Il a montré les ridicules et les vices dans des actions très simples. Le ridicule ou le vice est le ressort qui fait jouer toute la pièce. L'auteur y met une intrigue, parce qu'il en faut bien mettre une. Le dénouement est n'importe quoi de très banal et même d'enfantin, une lettre inattendue, une bizarre reconnaissance, — et cela est, d'ailleurs, un grand défaut, qui gâte notre plaisir à voir jouer du Molière. Mais l'intrigue n'est pour lui qu'un moyen de mettre en présence des caractères et de les faire s'expliquer. Tout son drame est dans le dialogue. En aucun temps, sur aucune scène, des caractères ne s'expliquèrent si bien. Jamais la conversation de théâtre ne donna une sensation de la vie si exacte, si directe, si claire. Ce n'est pas trop de dire qu'elle est, en plusieurs pièces, délicieuse. La langue de Molière est la vraie langue qui se doit parler derrière la rampe. On y sent, par endroits, la hâte d'un auteur, qui, en treize ans d'une vie tourmentée, écrivit une trentaine de pièces, et dont le tempérament, d'ailleurs, n'était pas de raffiner. Mais elle est riche, abondante, variée, convenable à chaque personne. L'esprit y est partout répandu, non pas le superficiel esprit de mot, mais celui qui jaillit de la profondeur des caractères, et qui amuse en révélant tout un homme.

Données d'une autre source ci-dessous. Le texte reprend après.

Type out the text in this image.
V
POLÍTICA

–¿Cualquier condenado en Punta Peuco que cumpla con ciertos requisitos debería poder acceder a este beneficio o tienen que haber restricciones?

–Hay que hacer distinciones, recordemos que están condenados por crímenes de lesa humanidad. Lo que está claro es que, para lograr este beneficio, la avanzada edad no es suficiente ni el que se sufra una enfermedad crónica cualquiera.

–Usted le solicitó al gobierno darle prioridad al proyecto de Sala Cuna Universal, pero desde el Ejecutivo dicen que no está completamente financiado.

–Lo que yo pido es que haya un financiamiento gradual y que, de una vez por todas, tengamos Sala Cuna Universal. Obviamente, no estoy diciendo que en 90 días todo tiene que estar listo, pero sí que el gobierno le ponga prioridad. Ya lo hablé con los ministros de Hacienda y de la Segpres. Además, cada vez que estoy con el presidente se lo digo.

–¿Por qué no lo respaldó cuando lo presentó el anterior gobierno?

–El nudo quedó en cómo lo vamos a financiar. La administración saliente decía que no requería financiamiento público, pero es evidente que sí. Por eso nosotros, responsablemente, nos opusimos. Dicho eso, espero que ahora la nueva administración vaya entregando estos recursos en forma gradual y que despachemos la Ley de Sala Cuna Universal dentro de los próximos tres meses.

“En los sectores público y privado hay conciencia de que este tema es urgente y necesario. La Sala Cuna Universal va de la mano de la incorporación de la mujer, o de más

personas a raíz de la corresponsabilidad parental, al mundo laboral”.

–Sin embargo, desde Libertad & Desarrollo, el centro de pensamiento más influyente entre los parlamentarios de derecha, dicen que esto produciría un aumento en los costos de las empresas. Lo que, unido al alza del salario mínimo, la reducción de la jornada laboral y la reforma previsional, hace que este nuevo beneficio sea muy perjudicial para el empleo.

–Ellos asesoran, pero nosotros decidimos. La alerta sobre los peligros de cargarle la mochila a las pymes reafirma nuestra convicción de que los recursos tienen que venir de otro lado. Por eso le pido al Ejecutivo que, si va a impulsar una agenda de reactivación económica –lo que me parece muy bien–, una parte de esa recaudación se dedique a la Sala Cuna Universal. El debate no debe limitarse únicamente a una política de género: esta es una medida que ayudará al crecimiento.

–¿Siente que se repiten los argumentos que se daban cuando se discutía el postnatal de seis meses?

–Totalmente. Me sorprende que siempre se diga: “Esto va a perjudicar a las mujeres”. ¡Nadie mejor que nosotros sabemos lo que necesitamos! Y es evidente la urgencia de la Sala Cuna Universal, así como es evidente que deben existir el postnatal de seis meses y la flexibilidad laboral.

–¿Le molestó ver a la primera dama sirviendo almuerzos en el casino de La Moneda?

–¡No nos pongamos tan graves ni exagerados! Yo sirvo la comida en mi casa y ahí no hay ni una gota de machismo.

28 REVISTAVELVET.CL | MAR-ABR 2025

La morale de Molière est très modeste. On ne trouve point, dans tout son théâtre, un devoir qui commande un renoncement à soi, même un effort qui coûte. Il fait de l'amour une obligation, et il veut que l'amour soit libre. Dans la Princesse d'Élide, il loue, par allusion, Louis XIV, marié depuis un an, de son amour pour mademoiselle de La Vallière. Voilà le Roi devenu, par cette passion, un prince accompli. Il s'étonne, dans Amphitryon, que M. de Montespan, mari de la maîtresse du Roi, se croie déshonoré par le partage de sa femme entre lui et Jupiter Louis XIV. Il ne fait pas de la liberté d'aimer un privilège du Roi. Aucun tour imaginé pour faire réussir l'amour ne lui paraît pendable. Le droit des femmes à se venger, par le moyen que l'on sait, des maris tyrans ou simplement ridicules, est reconnu et proclamé par lui. Il y insiste. C'est que l'amour est une loi de la nature, la grande, l'essentielle loi, et Molière se soumet à la nature, la sachant plus forte que lui. Il prend parti pour elle contre les gêneurs de l'amour, les pères, les tuteurs, les maris, qui prétendent la régenter par des us et coutumes et par des textes de lois, comme aussi contre les médecins qui la veulent réformer par des préceptes et par des recettes, comme encore contre tous ceux, Tartuffes, Femmes savantes, cuistres des lettres, qui l'offensent par des manières, des grimaces et des faussetés. La nature doit être tempérée par la raison, — mais la raison est naturelle aussi, — et par les con, venantes de la société, — mais la société aussi est naturelle, l'homme étant un être sociable. Que l'homme mène une vie raisonnable, sans ridicules, sans méchants vices, Molière ne lui demande pas davantage.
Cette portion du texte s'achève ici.